Il destino attende nella mano di Dio,
Lui che da forma a ciò che è ancora informe:
io ho visto queste cose in un dardo di luce di sole.
Il destino attende nella mano di Dio
non nelle mani degli uomini di stato:
costoro, chi bene chi male, fanno piani e progetti, 
mentre i loro scopi mutano nelle loro mani
secondo la trama del tempo.
Vieni, felice dicembre, chi ti celebrerà, chi ti preserverà?
Nascerà di nuovo il Figlio dell'Uomo nel giaciglio di scherno?
Per noi, le povere donne, non c'è l'azione
ma solo l'attendere e il rendere testimonianza.

(ASSASSINIO NELLA CATTEDRALE
 Festival di Canterbury, giugno 1933)

Il presepio di Belene, 2018. "Mi ha mandato per proclamare ai prigionieri la liberazione, per rimettere in libertà gli oppressi".

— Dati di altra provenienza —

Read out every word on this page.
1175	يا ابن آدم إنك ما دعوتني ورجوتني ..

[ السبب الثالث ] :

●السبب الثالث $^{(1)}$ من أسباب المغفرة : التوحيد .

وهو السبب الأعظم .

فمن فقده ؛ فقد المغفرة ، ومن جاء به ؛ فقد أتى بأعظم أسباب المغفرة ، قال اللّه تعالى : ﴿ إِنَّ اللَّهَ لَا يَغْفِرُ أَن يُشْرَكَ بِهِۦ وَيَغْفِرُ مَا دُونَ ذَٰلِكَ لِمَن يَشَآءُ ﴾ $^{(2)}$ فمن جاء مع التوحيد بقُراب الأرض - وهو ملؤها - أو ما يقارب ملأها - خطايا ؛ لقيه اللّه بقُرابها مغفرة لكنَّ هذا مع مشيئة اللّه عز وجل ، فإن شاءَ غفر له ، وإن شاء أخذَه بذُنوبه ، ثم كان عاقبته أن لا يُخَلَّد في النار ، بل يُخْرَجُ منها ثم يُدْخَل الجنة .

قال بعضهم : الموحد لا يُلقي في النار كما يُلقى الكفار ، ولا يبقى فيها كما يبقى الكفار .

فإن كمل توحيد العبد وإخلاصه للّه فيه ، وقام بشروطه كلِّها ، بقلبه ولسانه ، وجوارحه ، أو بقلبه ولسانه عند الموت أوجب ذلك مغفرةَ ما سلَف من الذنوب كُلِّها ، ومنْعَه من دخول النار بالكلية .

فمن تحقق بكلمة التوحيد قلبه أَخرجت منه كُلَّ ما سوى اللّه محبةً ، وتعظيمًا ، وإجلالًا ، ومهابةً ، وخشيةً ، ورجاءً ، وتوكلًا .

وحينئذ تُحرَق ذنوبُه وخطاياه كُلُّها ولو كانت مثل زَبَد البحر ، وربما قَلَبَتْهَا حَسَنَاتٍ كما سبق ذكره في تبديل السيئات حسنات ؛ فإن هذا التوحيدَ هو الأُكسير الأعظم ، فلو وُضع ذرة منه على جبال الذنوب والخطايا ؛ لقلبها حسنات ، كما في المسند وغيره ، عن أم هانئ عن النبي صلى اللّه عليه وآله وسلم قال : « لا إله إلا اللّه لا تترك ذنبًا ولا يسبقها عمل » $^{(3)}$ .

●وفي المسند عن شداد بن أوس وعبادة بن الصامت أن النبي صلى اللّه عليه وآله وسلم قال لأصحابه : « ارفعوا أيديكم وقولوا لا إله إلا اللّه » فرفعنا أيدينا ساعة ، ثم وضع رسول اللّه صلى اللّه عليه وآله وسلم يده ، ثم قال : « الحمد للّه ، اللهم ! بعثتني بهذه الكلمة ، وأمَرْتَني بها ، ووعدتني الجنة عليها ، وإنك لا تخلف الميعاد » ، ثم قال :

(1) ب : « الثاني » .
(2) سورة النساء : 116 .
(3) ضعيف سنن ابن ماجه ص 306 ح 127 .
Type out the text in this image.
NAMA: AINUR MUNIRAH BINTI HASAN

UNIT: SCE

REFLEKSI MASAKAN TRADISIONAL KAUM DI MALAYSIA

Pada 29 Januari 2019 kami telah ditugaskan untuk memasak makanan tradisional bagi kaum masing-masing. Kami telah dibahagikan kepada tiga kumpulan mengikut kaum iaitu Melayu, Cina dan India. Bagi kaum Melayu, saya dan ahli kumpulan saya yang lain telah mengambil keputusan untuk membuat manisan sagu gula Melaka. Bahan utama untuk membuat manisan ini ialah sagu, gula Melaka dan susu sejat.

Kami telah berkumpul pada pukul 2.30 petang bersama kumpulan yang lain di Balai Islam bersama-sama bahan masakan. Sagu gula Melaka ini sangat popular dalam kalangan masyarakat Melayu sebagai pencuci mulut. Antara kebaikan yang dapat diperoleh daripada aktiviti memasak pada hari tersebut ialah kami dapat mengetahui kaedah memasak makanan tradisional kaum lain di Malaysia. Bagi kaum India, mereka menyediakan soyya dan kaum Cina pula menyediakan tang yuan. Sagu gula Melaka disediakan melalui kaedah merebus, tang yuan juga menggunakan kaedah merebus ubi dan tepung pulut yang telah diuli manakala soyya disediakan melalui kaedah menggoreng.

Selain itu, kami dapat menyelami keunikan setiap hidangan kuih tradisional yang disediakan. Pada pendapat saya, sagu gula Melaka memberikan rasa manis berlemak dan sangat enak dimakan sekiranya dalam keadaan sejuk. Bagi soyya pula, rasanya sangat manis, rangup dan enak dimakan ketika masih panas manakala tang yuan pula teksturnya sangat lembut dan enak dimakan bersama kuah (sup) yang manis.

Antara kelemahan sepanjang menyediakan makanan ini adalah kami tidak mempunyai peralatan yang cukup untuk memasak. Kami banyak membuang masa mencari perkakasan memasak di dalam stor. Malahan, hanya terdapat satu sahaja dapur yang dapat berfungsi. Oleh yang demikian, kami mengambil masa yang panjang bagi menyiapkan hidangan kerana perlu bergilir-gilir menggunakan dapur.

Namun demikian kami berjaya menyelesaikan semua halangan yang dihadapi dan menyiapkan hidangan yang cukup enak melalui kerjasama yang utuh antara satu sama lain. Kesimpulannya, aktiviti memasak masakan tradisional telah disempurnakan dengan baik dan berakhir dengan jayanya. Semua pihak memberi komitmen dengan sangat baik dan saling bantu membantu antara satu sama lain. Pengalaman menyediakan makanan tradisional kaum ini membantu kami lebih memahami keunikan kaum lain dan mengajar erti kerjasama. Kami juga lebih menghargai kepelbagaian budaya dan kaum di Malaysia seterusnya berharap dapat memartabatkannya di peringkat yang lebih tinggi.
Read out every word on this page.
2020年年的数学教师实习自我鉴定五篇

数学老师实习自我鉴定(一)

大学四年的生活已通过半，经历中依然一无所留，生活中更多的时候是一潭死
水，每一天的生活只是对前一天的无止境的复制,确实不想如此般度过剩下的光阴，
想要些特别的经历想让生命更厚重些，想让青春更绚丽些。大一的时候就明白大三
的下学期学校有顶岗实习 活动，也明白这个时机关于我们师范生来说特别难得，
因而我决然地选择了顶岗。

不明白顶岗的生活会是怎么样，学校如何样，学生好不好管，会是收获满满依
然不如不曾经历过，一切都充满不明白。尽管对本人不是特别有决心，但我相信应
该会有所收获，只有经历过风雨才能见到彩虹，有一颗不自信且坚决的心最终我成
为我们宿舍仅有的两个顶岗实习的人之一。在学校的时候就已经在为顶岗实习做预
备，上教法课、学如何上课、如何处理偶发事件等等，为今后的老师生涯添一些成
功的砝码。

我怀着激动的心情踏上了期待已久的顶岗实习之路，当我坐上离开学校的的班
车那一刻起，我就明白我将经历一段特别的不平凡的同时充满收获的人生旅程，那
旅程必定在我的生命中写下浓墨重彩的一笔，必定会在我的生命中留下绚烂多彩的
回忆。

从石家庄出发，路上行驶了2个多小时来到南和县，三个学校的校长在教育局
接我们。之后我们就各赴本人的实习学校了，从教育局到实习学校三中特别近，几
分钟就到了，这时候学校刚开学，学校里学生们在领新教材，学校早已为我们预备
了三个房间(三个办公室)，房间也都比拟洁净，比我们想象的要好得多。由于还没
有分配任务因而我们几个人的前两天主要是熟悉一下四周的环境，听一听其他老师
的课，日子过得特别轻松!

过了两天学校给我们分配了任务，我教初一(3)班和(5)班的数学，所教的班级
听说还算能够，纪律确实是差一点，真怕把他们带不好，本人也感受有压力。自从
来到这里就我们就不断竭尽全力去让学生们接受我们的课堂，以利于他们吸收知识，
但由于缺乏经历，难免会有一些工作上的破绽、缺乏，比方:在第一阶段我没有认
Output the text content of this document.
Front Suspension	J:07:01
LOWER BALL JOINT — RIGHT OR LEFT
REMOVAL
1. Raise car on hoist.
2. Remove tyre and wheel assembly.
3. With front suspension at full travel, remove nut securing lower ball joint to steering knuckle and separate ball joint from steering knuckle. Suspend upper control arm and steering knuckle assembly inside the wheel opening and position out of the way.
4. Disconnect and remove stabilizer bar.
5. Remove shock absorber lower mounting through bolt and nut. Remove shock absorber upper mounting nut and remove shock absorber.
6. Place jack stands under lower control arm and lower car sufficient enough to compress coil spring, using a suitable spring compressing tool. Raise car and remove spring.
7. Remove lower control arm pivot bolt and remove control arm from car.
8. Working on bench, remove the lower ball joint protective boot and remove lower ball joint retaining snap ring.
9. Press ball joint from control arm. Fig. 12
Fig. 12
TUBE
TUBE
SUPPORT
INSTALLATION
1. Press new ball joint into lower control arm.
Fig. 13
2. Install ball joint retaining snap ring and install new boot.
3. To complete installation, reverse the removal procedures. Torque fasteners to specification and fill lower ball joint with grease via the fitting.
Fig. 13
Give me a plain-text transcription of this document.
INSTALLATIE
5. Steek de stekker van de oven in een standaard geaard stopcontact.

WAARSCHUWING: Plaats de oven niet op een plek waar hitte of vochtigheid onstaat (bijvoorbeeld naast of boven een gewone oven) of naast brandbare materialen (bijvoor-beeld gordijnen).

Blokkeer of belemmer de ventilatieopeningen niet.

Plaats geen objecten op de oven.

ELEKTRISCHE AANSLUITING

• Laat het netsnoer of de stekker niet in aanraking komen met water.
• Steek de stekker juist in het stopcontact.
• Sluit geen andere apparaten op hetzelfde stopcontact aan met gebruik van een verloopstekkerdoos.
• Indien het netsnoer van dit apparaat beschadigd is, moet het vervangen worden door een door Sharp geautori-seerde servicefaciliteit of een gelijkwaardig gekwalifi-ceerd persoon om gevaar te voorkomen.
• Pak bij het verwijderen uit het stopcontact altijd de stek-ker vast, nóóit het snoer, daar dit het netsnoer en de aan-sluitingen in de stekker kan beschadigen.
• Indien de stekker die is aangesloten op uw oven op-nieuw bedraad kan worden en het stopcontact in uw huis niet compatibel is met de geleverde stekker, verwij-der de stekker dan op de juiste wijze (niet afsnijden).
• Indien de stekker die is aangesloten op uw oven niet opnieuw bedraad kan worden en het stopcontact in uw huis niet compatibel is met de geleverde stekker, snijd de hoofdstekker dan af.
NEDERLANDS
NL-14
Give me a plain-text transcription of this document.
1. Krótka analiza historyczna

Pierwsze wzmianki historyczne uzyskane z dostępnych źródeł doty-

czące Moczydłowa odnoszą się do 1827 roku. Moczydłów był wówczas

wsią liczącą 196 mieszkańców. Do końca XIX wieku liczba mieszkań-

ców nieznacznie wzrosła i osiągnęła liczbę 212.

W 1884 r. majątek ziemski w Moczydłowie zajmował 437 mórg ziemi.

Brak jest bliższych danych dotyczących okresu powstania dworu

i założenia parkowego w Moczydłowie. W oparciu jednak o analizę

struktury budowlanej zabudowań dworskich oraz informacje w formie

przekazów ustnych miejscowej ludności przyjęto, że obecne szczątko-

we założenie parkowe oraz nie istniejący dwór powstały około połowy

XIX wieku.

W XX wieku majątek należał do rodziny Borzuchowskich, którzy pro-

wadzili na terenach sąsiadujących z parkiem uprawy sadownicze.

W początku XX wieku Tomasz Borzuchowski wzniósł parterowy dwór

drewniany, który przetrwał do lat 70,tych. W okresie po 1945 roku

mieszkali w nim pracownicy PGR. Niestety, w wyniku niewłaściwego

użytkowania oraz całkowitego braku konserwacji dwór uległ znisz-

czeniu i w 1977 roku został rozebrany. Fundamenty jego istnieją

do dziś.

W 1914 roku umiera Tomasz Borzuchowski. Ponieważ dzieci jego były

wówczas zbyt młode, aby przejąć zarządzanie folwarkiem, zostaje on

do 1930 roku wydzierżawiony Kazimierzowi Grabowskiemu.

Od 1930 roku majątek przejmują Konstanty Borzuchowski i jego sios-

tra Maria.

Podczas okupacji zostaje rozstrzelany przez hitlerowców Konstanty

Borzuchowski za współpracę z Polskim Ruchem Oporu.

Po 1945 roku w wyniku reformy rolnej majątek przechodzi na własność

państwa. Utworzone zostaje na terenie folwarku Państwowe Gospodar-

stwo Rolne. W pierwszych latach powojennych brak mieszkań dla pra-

Lo scorso anno il Presepe della Comunità cristiana di Belene era dedicato all'opera di misericordia biblica e cristiana: "Ero forestiero, e mi avete accolto", e la Sacra Famiglia era dentro una barca, a ricordo della loro esperienza di mendicanti a Betlemme e di profughi in Egitto.
L'spirazione ci era venuta dalla esperienza di accoglienza tentata dalla nostra Comunità Cristiana durante l'anno e dal messaggio del Santo Padre per la giornata mondiale della pace 2018: "Migranti e rifugiati: uomini e donne in cerca di pace".

Anche quest'anno ci siamo ispirati alla vita della nostra Comunità Cristiana, che ha celebrato il XX anniversario della beatificazione di mons. Eugenio Bossilkov, e dal messaggio del Santo Padre per la giornata mondiale della pace 2018: "La buona politica è al servizio della pace".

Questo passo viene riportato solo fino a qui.